Madrid/Paris. Gleich zu Beginn der K.o.-Runde hat die Champions League das Gigantenduell zwischen Real Madrid und Paris St. Germain zu bieten.

(sid) Cristiano Ronaldo gegen Neymar, die Königlichen gegen den Geld-Adel, richtungweisende Partien für die Trainer – und drei deutsche Fußball-Nationalspieler mittendrin: Das Gigantenduell zwischen Real Madrid und Paris St. Germain hat so viele Geschichten zu bieten, dass es eigentlich das perfekt Endspiel für die Champions League gewesen wäre. Doch nun steigt das vorweggenommene Finale schon zu Beginn der K.o.-Runde und stellt alle anderen Achtelfinal-Begegnungen in den Schatten.

„Ich finde es sehr schade, dass sich mit Madrid und Paris zwei so große Clubs schon jetzt duellieren“, sagte Carlo Ancelotti, der als der Experte schlechthin kurz vor dem Hinspiel an diesem Mittwoch (20.45 Uhr/ZDF und Sky) in Madrid auf Paris setzt: „Sie können es schaffen. Das Team ist gereift und hat an Qualität dazugewonnen.“ Der Italiener weiß, wovon er spricht – schließlich trainierte er vor seiner Zeit bei Bayern München die beiden Kontrahenten.

Dass Ancelotti auf PSG setzt, ist beim Blick auf die Formkurven der beiden Mannschaften in den vergangenen Monaten keine große Überraschung. Der Titelverteidiger aus Madrid befindet sich im Dauer-Tief. 17 (!) Punkte liegt der Rekordmeister in der spanischen Liga hinter dem Erzrivalen FC Barcelona. Auch im nationalen Pokal haben sich die Königlichen blamiert und sind bereits ausgeschieden.

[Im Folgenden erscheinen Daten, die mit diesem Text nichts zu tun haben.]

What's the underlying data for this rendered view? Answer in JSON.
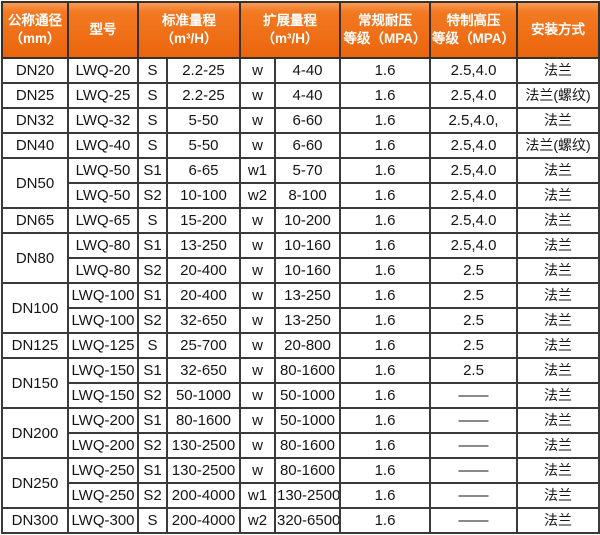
{
  "colors": {
    "header_orange": "#ee6c14",
    "header_orange_light": "#f89c58",
    "border_dark": "#2b2b2b",
    "body_text": "#151515",
    "header_text": "#ffffff"
  },
  "table": {
    "header": {
      "diameter": {
        "line1": "公称通径",
        "line2": "（mm）"
      },
      "model": {
        "line1": "型号",
        "line2": ""
      },
      "std_range": {
        "line1": "标准量程",
        "line2": "（m³/H）"
      },
      "ext_range": {
        "line1": "扩展量程",
        "line2": "（m³/H）"
      },
      "normal_pressure": {
        "line1": "常规耐压",
        "line2": "等级（MPA）"
      },
      "special_pressure": {
        "line1": "特制高压",
        "line2": "等级（MPA）"
      },
      "install": {
        "line1": "安装方式",
        "line2": ""
      }
    },
    "groups": [
      {
        "dn": "DN20",
        "rows": [
          {
            "model": "LWQ-20",
            "std_code": "S",
            "std_range": "2.2-25",
            "ext_code": "w",
            "ext_range": "4-40",
            "normal_mpa": "1.6",
            "special_mpa": "2.5,4.0",
            "install": "法兰"
          }
        ]
      },
      {
        "dn": "DN25",
        "rows": [
          {
            "model": "LWQ-25",
            "std_code": "S",
            "std_range": "2.2-25",
            "ext_code": "w",
            "ext_range": "4-40",
            "normal_mpa": "1.6",
            "special_mpa": "2.5,4.0",
            "install": "法兰(螺纹)"
          }
        ]
      },
      {
        "dn": "DN32",
        "rows": [
          {
            "model": "LWQ-32",
            "std_code": "S",
            "std_range": "5-50",
            "ext_code": "w",
            "ext_range": "6-60",
            "normal_mpa": "1.6",
            "special_mpa": "2.5,4.0,",
            "install": "法兰"
          }
        ]
      },
      {
        "dn": "DN40",
        "rows": [
          {
            "model": "LWQ-40",
            "std_code": "S",
            "std_range": "5-50",
            "ext_code": "w",
            "ext_range": "6-60",
            "normal_mpa": "1.6",
            "special_mpa": "2.5,4.0",
            "install": "法兰(螺纹)"
          }
        ]
      },
      {
        "dn": "DN50",
        "rows": [
          {
            "model": "LWQ-50",
            "std_code": "S1",
            "std_range": "6-65",
            "ext_code": "w1",
            "ext_range": "5-70",
            "normal_mpa": "1.6",
            "special_mpa": "2.5,4.0",
            "install": "法兰"
          },
          {
            "model": "LWQ-50",
            "std_code": "S2",
            "std_range": "10-100",
            "ext_code": "w2",
            "ext_range": "8-100",
            "normal_mpa": "1.6",
            "special_mpa": "2.5,4.0",
            "install": "法兰"
          }
        ]
      },
      {
        "dn": "DN65",
        "rows": [
          {
            "model": "LWQ-65",
            "std_code": "S",
            "std_range": "15-200",
            "ext_code": "w",
            "ext_range": "10-200",
            "normal_mpa": "1.6",
            "special_mpa": "2.5,4.0",
            "install": "法兰"
          }
        ]
      },
      {
        "dn": "DN80",
        "rows": [
          {
            "model": "LWQ-80",
            "std_code": "S1",
            "std_range": "13-250",
            "ext_code": "w",
            "ext_range": "10-160",
            "normal_mpa": "1.6",
            "special_mpa": "2.5,4.0",
            "install": "法兰"
          },
          {
            "model": "LWQ-80",
            "std_code": "S2",
            "std_range": "20-400",
            "ext_code": "w",
            "ext_range": "10-160",
            "normal_mpa": "1.6",
            "special_mpa": "2.5",
            "install": "法兰"
          }
        ]
      },
      {
        "dn": "DN100",
        "rows": [
          {
            "model": "LWQ-100",
            "std_code": "S1",
            "std_range": "20-400",
            "ext_code": "w",
            "ext_range": "13-250",
            "normal_mpa": "1.6",
            "special_mpa": "2.5",
            "install": "法兰"
          },
          {
            "model": "LWQ-100",
            "std_code": "S2",
            "std_range": "32-650",
            "ext_code": "w",
            "ext_range": "13-250",
            "normal_mpa": "1.6",
            "special_mpa": "2.5",
            "install": "法兰"
          }
        ]
      },
      {
        "dn": "DN125",
        "rows": [
          {
            "model": "LWQ-125",
            "std_code": "S",
            "std_range": "25-700",
            "ext_code": "w",
            "ext_range": "20-800",
            "normal_mpa": "1.6",
            "special_mpa": "2.5",
            "install": "法兰"
          }
        ]
      },
      {
        "dn": "DN150",
        "rows": [
          {
            "model": "LWQ-150",
            "std_code": "S1",
            "std_range": "32-650",
            "ext_code": "w",
            "ext_range": "80-1600",
            "normal_mpa": "1.6",
            "special_mpa": "2.5",
            "install": "法兰"
          },
          {
            "model": "LWQ-150",
            "std_code": "S2",
            "std_range": "50-1000",
            "ext_code": "w",
            "ext_range": "50-1000",
            "normal_mpa": "1.6",
            "special_mpa": "——",
            "install": "法兰"
          }
        ]
      },
      {
        "dn": "DN200",
        "rows": [
          {
            "model": "LWQ-200",
            "std_code": "S1",
            "std_range": "80-1600",
            "ext_code": "w",
            "ext_range": "50-1000",
            "normal_mpa": "1.6",
            "special_mpa": "——",
            "install": "法兰"
          },
          {
            "model": "LWQ-200",
            "std_code": "S2",
            "std_range": "130-2500",
            "ext_code": "w",
            "ext_range": "80-1600",
            "normal_mpa": "1.6",
            "special_mpa": "——",
            "install": "法兰"
          }
        ]
      },
      {
        "dn": "DN250",
        "rows": [
          {
            "model": "LWQ-250",
            "std_code": "S1",
            "std_range": "130-2500",
            "ext_code": "w",
            "ext_range": "80-1600",
            "normal_mpa": "1.6",
            "special_mpa": "——",
            "install": "法兰"
          },
          {
            "model": "LWQ-250",
            "std_code": "S2",
            "std_range": "200-4000",
            "ext_code": "w1",
            "ext_range": "130-2500",
            "normal_mpa": "1.6",
            "special_mpa": "——",
            "install": "法兰"
          }
        ]
      },
      {
        "dn": "DN300",
        "rows": [
          {
            "model": "LWQ-300",
            "std_code": "S",
            "std_range": "200-4000",
            "ext_code": "w2",
            "ext_range": "320-6500",
            "normal_mpa": "1.6",
            "special_mpa": "——",
            "install": "法兰"
          }
        ]
      }
    ]
  }
}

Trainer Zinedine Zidane weiß selbst, dass er seinen Job nur durch den Titel-Hattrick in der Königsklasse retten kann. „Das steht außer Frage“, sagte der französische Weltmeister von 1998, dessen Vertrag bis 2020 läuft: „Die Laufzeit spielt keine Rolle, wenn die Ergebnisse nicht stimmen.“

Immerhin hat sich Zidane („Ich stehe nicht unter besonderem Schutz, nur weil ich eine Karriere als Spieler hatte“) sein Denkmal in Madrid bereits gesetzt: Die erste Titelverteidigung in der Champions League und das erste Double seit 1958 nimmt ihm niemand mehr. Doch Zidane gibt sich kämpferisch. „Ich will unter Beweis stellen, dass ich auch ein guter Trainer bin, wenn es schwierig wird“, sagte der Coach.

Wie für Zidane geht es auch für seinen Gegenüber Unai Emery um den Job. Die Geldgeber aus Katar wollen endlich den Titel feiern, alles andere ist für den Emir inakzeptabel. Schließlich hat er in den vergangenen sieben Jahren eine Milliarde Euro in sein Lieblingsspielzeug gesteckt. Mit dem Geld wurden so viele Stars verpflichtet, dass die beiden deutschen Nationalspieler Julian Draxler und Kevin Trapp nur noch eine Nebenrolle spielen.

Vor allem der Rekordtransfer von Neymar (222 Millionen Euro) und die Verpflichtung von Kylian Mbappe (180 Millionen Euro nach dem Ende der Leihe im Sommer) sollen dafür sorgen, dass der unangefochtene Tabellenführer aus Frankreich nicht erneut frühzeitig die Segel in der Königsklasse streichen muss.